La Sécurité de l'État cubain a interrogé et menacé Elmis Rivero Silvente, sœur de la jeune activiste Anna Bensi, quelques heures avant qu'elle n'embarque pour son vol de retour vers Miami jeudi, lui confisquant son passeport et lui faisant comprendre qu'elle ne pourrait pas quitter le pays sans avoir parlé avec eux.
Rivero Silvente est citoyenne américaine et avait voyagé à Cuba pendant quatre jours pour rendre visite à sa mère, Caridad Silvente, et rencontrer l'avocat en charge du processus judiciaire de sa sœur, qui demeure en assignation à résidence depuis le 25 mars avec sa mère.
La citation a été émise à 8h30 du matin le même jour que le vol, signée par la lieutenante Merlín Hernández Estévez, sous prétexte d'un "entretien pour contrôle migratoire de séjour" dans l'unité d'Étranger du municipal Playa. Le document avertissait des sanctions en cas de non-comparution, y compris des amendes et une conduite de force.
Quatre militaires l'ont interrogée : le commandant Joan, la lieutenante Arelis et un troisième qui s'est identifié comme le chef de la migration dans tout le pays. Rivero Silvente est venu avec ses deux enfants, âgés de neuf et trois ans, mais les agents lui ont retenu son passeport et lui ont exigé de laisser les mineurs avec une autre personne afin de pouvoir être interrogée.

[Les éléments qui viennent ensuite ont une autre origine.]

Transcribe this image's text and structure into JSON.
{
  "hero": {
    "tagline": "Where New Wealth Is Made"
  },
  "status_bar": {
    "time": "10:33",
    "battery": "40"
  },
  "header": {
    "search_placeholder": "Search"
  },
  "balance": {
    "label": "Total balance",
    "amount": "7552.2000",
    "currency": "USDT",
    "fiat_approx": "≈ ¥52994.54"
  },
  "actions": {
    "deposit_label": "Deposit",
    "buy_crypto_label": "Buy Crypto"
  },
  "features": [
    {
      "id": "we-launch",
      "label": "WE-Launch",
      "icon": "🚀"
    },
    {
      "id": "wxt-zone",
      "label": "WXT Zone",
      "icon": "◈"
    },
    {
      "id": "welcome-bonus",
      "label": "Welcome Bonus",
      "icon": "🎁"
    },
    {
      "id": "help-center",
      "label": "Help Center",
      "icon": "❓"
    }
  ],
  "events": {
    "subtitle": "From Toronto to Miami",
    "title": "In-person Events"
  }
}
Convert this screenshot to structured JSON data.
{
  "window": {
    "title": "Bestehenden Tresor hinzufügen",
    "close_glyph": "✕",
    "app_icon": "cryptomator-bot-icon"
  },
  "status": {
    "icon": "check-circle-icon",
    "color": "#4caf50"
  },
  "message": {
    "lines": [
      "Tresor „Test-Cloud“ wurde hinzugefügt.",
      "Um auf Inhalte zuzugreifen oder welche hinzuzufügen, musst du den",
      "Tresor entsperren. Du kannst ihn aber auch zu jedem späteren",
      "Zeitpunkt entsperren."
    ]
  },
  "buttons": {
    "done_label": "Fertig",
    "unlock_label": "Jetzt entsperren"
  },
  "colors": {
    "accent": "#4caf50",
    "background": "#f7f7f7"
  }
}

Lors de l'interrogatoire, les agents l'ont directement menacée en rapport avec la sécurité de sa sœur et de sa mère : "Vous n'avez pas vu les nouvelles, Trump va envahir Cuba, le premier missile va aller chez vous. Rappelez-vous que votre sœur et votre mère sont seules ici à Cuba, personne ne les soutiendra."
Les agents l'ont également accusée d'avoir convoqué la visite du chef de mission de l'Ambassade des États-Unis à Cuba, Mike Hammer, qui, ce même jour, a rendu visite à Anna Bensi et à Caridad Silvente chez elles à Alamar.
Rivero Silvente a rapporté qu'on lui a demandé "si Mike Hammer incitait la jeunesse à sortir dans la rue" et s'il "préparait quelque chose contre le pays".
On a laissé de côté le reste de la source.